Assuming one wants to wear a tie clip - and a whole lot of men don't care for them at all - he's one way to look at the whole "How high...?" matter -

There is a general rule that if you're wearing a tie, you ought to be wearing a jacket (suit jacket, sport coat, blazer, etc.) with it. Like all general rules, there are men who knowingly violate it (that's why it's a general rule, and not an absolute law), but it does enjoy a high degree of acceptance, and an extremely high degree of acceptance among those men who care about the rules of classic men's attire.

If one is wearing a jacket, there is a general rule (yes, another one of those) which suggests that it be kept buttoned. Not necessarily while you're seated (unless it's a double breasted jacket), but assuming you're wearing a jacket, and you're standing, and people might see you, it's recommended - again, by most people who take an interest in the rules of classic men's dress - that you button that jacket.

One guideline which has long made sense to me is that if you choose to wear a tie bar, it be worn low enough that it is not readily visible while your jacket is buttoned.

Note that even if you're not wearing a jacket, or if you're wearing an unbuttoned jacket, this guideline can still be applied. Imagine that you're wearing a jacket and/or imagine that you have buttoned your jacket. Now, position your tie bar in such a way that it would be hidden by this hypothetical buttoned jacket.

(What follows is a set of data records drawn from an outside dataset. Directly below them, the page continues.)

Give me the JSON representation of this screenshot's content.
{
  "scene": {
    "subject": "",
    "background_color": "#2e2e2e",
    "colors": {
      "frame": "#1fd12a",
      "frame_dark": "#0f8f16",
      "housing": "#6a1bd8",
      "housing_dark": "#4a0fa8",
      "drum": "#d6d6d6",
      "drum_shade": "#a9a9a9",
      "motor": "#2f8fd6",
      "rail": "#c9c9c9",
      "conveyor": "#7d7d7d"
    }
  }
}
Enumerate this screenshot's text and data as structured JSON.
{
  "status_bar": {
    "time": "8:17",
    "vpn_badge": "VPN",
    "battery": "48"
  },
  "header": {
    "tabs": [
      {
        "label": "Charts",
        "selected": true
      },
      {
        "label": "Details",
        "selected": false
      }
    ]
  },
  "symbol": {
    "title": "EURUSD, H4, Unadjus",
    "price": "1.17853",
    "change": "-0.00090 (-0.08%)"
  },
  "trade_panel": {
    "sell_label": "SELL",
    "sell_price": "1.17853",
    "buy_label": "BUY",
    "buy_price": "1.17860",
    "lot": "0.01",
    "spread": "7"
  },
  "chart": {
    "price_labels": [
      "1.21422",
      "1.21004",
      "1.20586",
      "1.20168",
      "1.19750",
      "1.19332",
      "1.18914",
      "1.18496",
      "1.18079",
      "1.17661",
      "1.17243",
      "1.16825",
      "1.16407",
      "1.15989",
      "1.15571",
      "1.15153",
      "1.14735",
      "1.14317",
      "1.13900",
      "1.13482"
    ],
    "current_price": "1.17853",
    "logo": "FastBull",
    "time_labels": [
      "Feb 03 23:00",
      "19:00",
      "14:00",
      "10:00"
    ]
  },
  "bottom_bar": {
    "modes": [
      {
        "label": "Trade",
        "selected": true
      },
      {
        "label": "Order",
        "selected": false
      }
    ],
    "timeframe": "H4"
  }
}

So, that's one school of thought regarding proper tie bar wearing height.

Alternatively, wear a bow tie.

And yes, I get that some model and/or quasi celebrity, while sporting a 3 day growth of beard, and probably while wearing a ridiculously short and tight suit, might be photographed with his tie bar 1" below his tie's knot. If you want to follow his lead, nobody's going to arrest you for it. But he's already violating so many of the traditional standards of men's attire, that violating one more scarcely matters. It's like deciding to wear shorts, t-shirt, and clown shoes to a state funeral, and then worrying about what color socks are most funeral appropriate.
post #21405 of 28887
Yes and if the purpose of a tie bar is to stop your tie swinging about the place, having it high up still leaves most of the tie free to swing about the place, which belies the fact that you're wearing it because you think it looks pretty rather than for practical purposes. Michael Douglas's looks about right to me, and would be covered by his jacket when buttoned.